Giancarlo Lotti - Dichiarazioni dell' 11 marzo 1996 - Prima parte


L'11 marzo 1996 Giancarlo Lotti chiese di poter parlare con il capo della squadra mobile Michele Giuttari, questi, autorizzato dal Pubblico Ministero Paolo Canessa, raccolse le dichiarazioni che seguono.

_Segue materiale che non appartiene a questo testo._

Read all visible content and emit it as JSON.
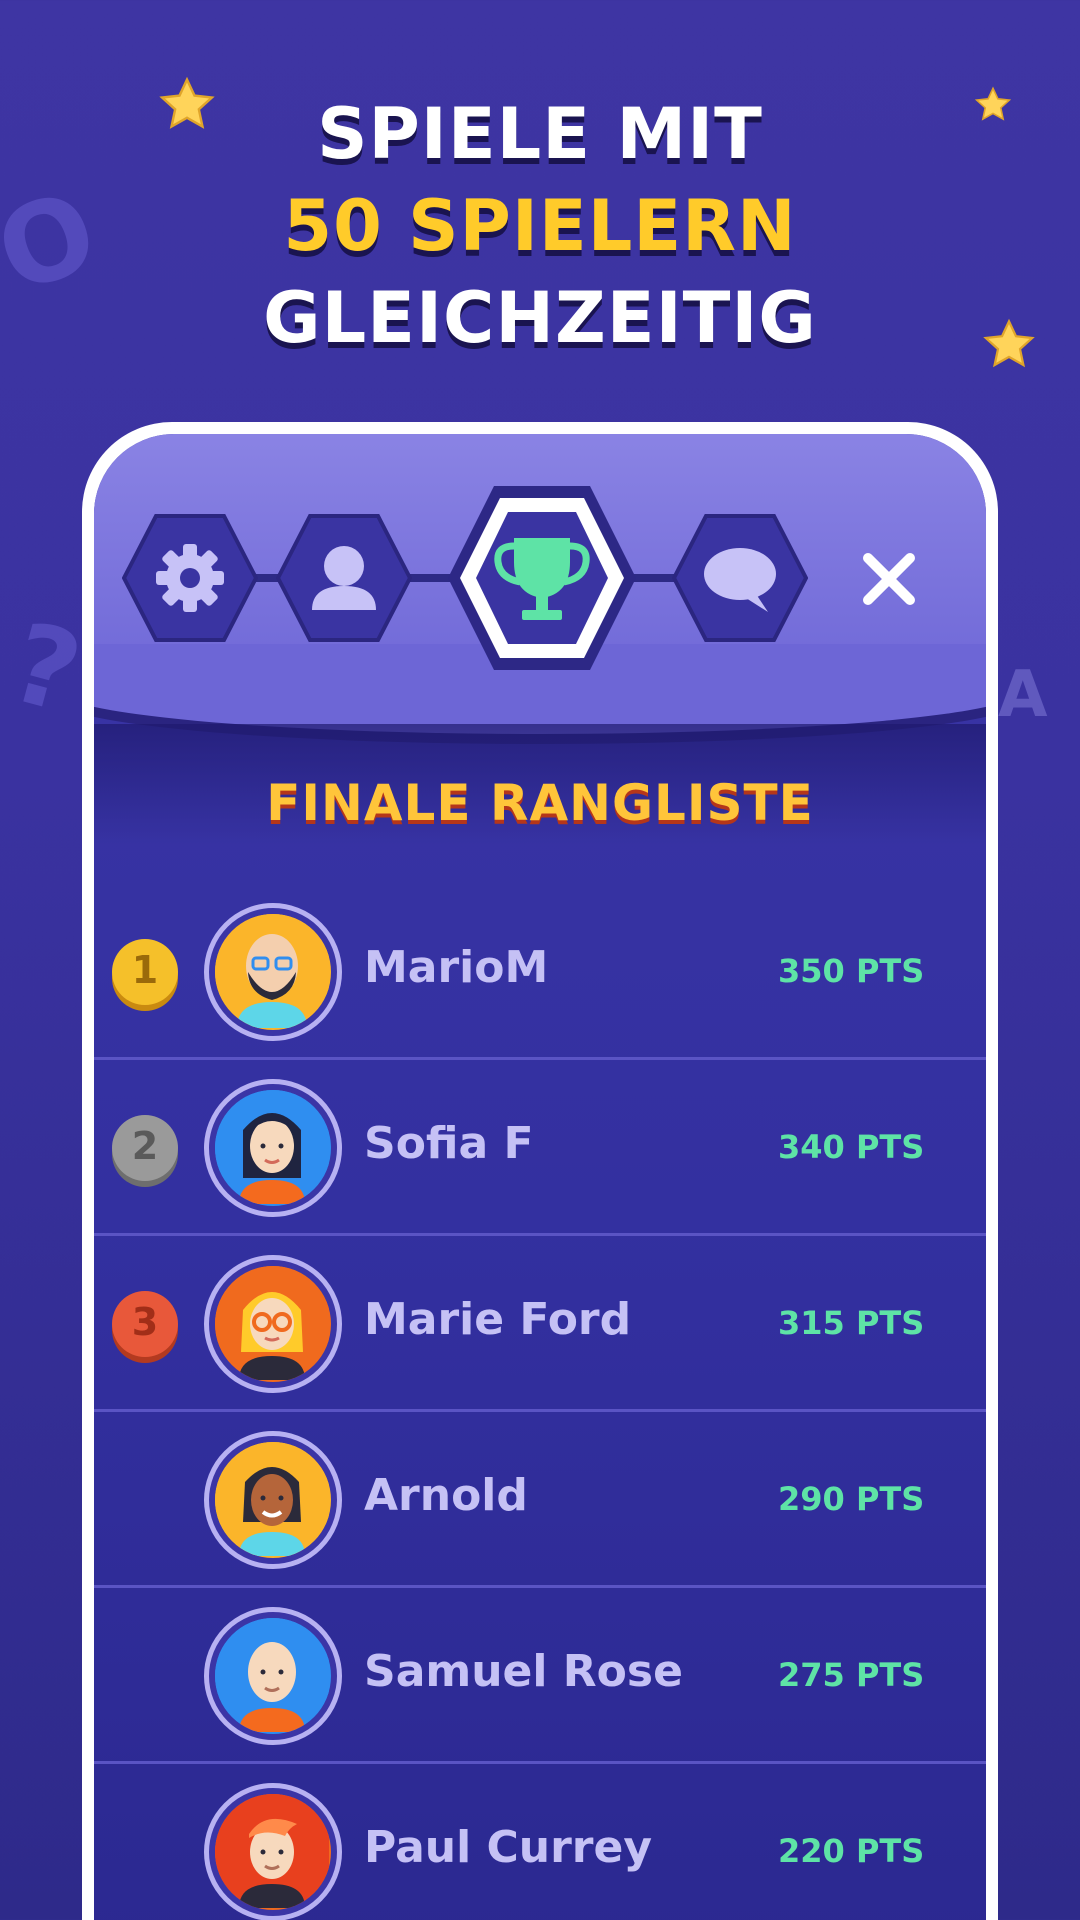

Giancarlo Lotti: “Voglio precisare che quando partii da San Casciano per andare a Vicchio, alla piazzola, non seguii la macchina di Pacciani, sulla quale vi era anche il Mario Vanni, a loro insaputa, come ebbi a dire nell’ultimo interrogatorio. I fatti si svolsero diversamente ed ho molto riflettuto in questi giorni. Intendo dire tutta la verità perché voglio collaborare con la giustizia e se non ho detto queste cose prima nella loro chiarezza, è stato perché, mi dovete capire, ho trovato grosse difficoltà poichè mi sentivo “bloccato” ed avevo paura che, dicendo i fatti come realmente li ho vissuti, potesse configurarsi una mia partecipazione al delitto, che, in effetti, vi prego di credermi, non c’è stata. Io sono un buono e tutte le persone che mi conoscono lo sanno e non avrei fatto mai e poi mai quelle brutte cose alle quali ho assistito.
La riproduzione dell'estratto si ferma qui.